I mean the gamble, the gamble, he said, beginning to rant a little, he realized, but unable to control himself, I’m talking about taking the gamble, I’ve got to take the gamble, Irene, I’ve got to go out there and see for myself.

You don’t love me, she said.

I love you, Irene, he said, I love you really honey I do love you, but I’ve got to take the gamble. I’ve got to see where it is that everything’s happening out there, I’ve got to find those places I’ve only read about, I’ve got to find them. Honey, I’ve got to live. I m dying. I’ll die. Do you want me to die?

If you leave me, Irene said, yes, I want you to die.

Well, who cares about curses? he had thought. Curses are for old Irish ladies sitting in stone cottages by the sea. He knew for certain that somewhere there were people who consistently won, somewhere there were handsome sun-tanned men who held women like Kruger in their arms and whispered secrets to them and made love to them in the afternoon on foreign beaches, and later played baccarat and yelled Banco! and danced until morning and drank pink champagne from satin slippers. He knew these people existed, he knew there was a world out there waiting to be won, and he had set out to win it.

And had lost.

Had lost because Irene had said Yes, I want you to die, and slowly he had died, as surely as Feinstein had died (though that was really comical). He had taken the gamble, had thrown everything to the winds, everything, had been laying his life on the morning line for the past year now, had been clutching it to his chest across poker tables for the past year now, had been rolling it across green felt cloths for the past year now, and had lost, had surely and most certainly lost. This morning, he was down to his last twenty cents and squarely facing his inability to borrow even another nickel in this fair city of New York, and so they had put him in a coffin. He had very definitely lost.

Until now.

Now, this moment, he looked at Kruger standing in the doorway of the apartment and knew he still had a chance, knew by what he read on her face, knew that she was the lady he had set out to find on that February day a year, more than a year ago. He could not breathe; he had never stood this close to a dream before.

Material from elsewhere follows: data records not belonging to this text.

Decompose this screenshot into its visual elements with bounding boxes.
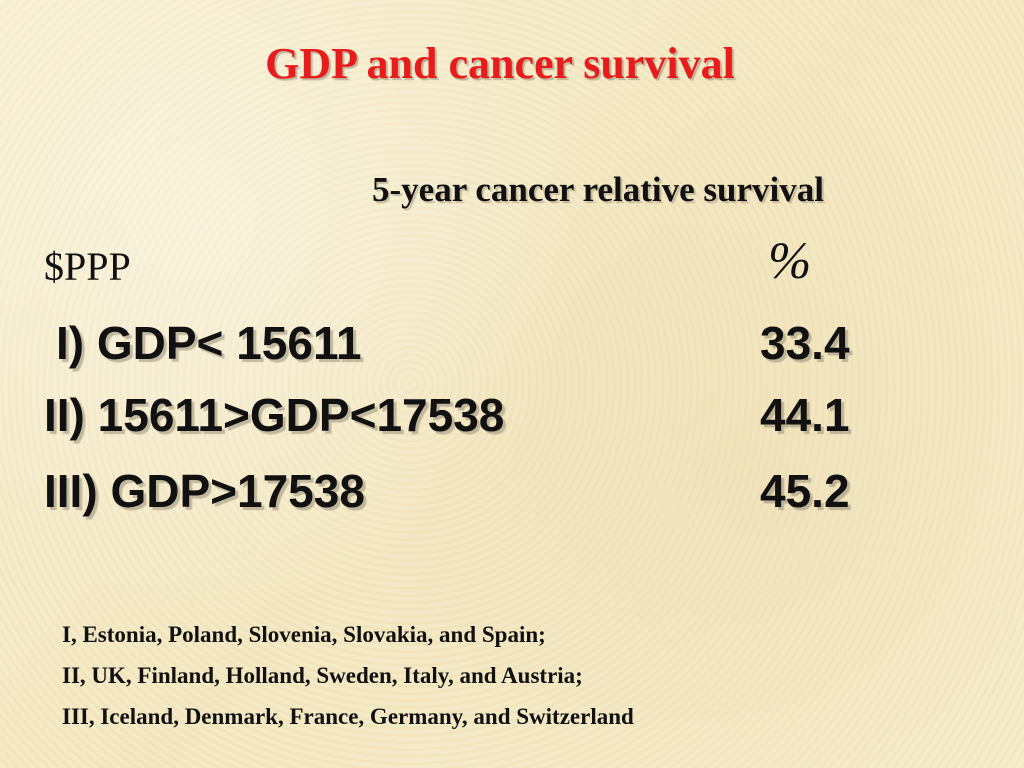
- row-value: 44.1: [760, 389, 850, 441]
- footnote-group-1: I, Estonia, Poland, Slovenia, Slovakia, …: [62, 622, 546, 647]
- footnotes: I, Estonia, Poland, Slovenia, Slovakia, …: [62, 614, 634, 737]
- survival-column-header: 5-year cancer relative survival: [372, 170, 824, 209]
- data-row-group-1: I) GDP< 15611 33.4: [0, 316, 1000, 378]
- slide-title: GDP and cancer survival: [265, 39, 735, 88]
- data-row-group-3: III) GDP>17538 45.2: [0, 464, 1000, 526]
- footnote-group-3: III, Iceland, Denmark, France, Germany, …: [62, 704, 634, 729]
- gdp-unit-label: $PPP: [44, 244, 131, 289]
- row-value: 33.4: [760, 317, 850, 369]
- data-row-group-2: II) 15611>GDP<17538 44.1: [0, 388, 1000, 450]
- row-label: II) 15611>GDP<17538: [44, 389, 505, 441]
- row-label: III) GDP>17538: [44, 465, 365, 517]
- footnote-group-2: II, UK, Finland, Holland, Sweden, Italy,…: [62, 663, 583, 688]
- row-label: I) GDP< 15611: [56, 317, 362, 369]
- row-value: 45.2: [760, 465, 850, 517]
- percent-unit-label: %: [768, 233, 812, 290]
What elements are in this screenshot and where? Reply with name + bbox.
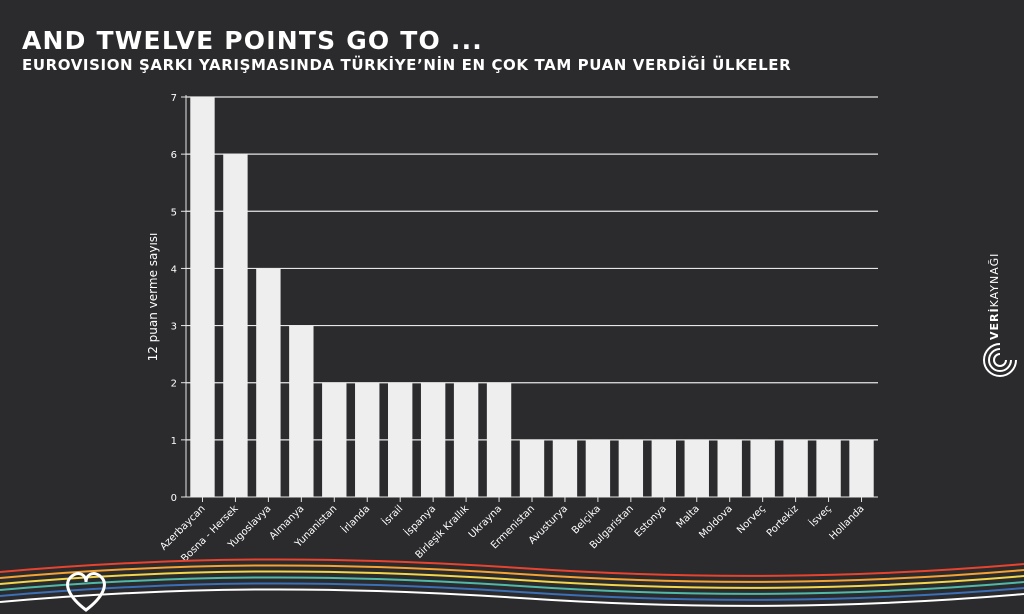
y-tick-label: 0 (171, 493, 177, 504)
y-tick-label: 2 (171, 379, 177, 390)
brand-logo: VERİKAYNAĞI (978, 240, 1022, 380)
wave-line (0, 576, 1024, 595)
wave-line (0, 582, 1024, 601)
chart-title: AND TWELVE POINTS GO TO ... (22, 26, 483, 55)
bar (717, 439, 742, 497)
x-tick-label: İsveç (806, 502, 833, 529)
bar (618, 439, 644, 497)
bar (783, 439, 808, 497)
wave-line (0, 570, 1024, 589)
bar (223, 154, 248, 497)
bar (519, 439, 545, 497)
brand-name-light: KAYNAĞI (988, 252, 1001, 308)
bar (552, 439, 578, 497)
wave-line (0, 558, 1024, 577)
bar (289, 325, 314, 497)
y-axis-label: 12 puan verme sayısı (146, 233, 160, 362)
x-tick-label: İsrail (379, 502, 405, 528)
bar (190, 97, 215, 497)
bar (355, 382, 380, 497)
x-tick-label: Hollanda (828, 503, 867, 542)
x-tick-label: Portekiz (765, 503, 801, 539)
bar (849, 439, 874, 497)
brand-name-bold: VERİ (988, 307, 1001, 340)
bar (256, 268, 281, 497)
y-tick-label: 3 (171, 322, 177, 333)
x-tick-label: Belçika (570, 503, 603, 536)
bar (651, 439, 677, 497)
bar (816, 439, 841, 497)
bar (684, 439, 709, 497)
heart-icon (66, 572, 106, 612)
bar (453, 382, 479, 497)
x-tick-label: Norveç (735, 503, 768, 536)
y-tick-label: 4 (171, 264, 177, 275)
x-tick-label: Estonya (633, 503, 669, 539)
x-tick-label: Moldova (697, 503, 735, 541)
y-tick-label: 1 (171, 436, 177, 447)
x-tick-label: İrlanda (339, 502, 373, 536)
y-tick-label: 7 (171, 93, 177, 104)
x-tick-label: Malta (675, 503, 702, 530)
bar (322, 382, 347, 497)
y-tick-label: 6 (171, 150, 177, 161)
wave-line (0, 588, 1024, 607)
brand-mark-icon (983, 343, 1017, 377)
brand-wordmark: VERİKAYNAĞI (988, 240, 1008, 340)
bar (750, 439, 775, 497)
rainbow-waves-decoration (0, 558, 1024, 612)
chart-subtitle: EUROVISION ŞARKI YARIŞMASINDA TÜRKİYE’Nİ… (22, 56, 792, 74)
bar (420, 382, 446, 497)
bar (585, 439, 611, 497)
y-tick-label: 5 (171, 207, 177, 218)
bar (387, 382, 413, 497)
wave-line (0, 564, 1024, 583)
bar (486, 382, 512, 497)
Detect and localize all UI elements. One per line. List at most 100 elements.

And then, because dreams never last too very long, a voice from behind Kruger said, “Is that you, boys?” and he looked past her into the room to see the ugliest, most evil-looking man he had ever seen in his life, and he realized at once that Kruger was not a pretty blond lady after all. Kruger was instead a two-hundred-and-ten-pound monster who came lumbering toward the doorway in a red silk dressing gown, dirty black fingernails, hair sticking up on his head and on his chest and growing like weeds on his thick arms and on the backs of his hands and over his fingers. This is Kruger, he thought, and if you don’t tell him where the money is, he is going to throw you to his crocodiles. You lose again, Mullaney, he thought, and the girl said, “Do come in.

They all went into the room.

He could not take his eyes off the girl. He followed her every movement in terror because he knew that Kruger could bend steel bars, Kruger could breathe fire, and he did not want Kruger to see him sneaking glances at the girl. But the girl kept sneaking glances back at Mullaney, like luck dancing around the edges of a crap table when the dice are running hot and you can’t roll anything but elevens, dancing and tantalizing, and watching him with that strange sweet wistful smile, walking as delicately as though she were in a meadow of mist.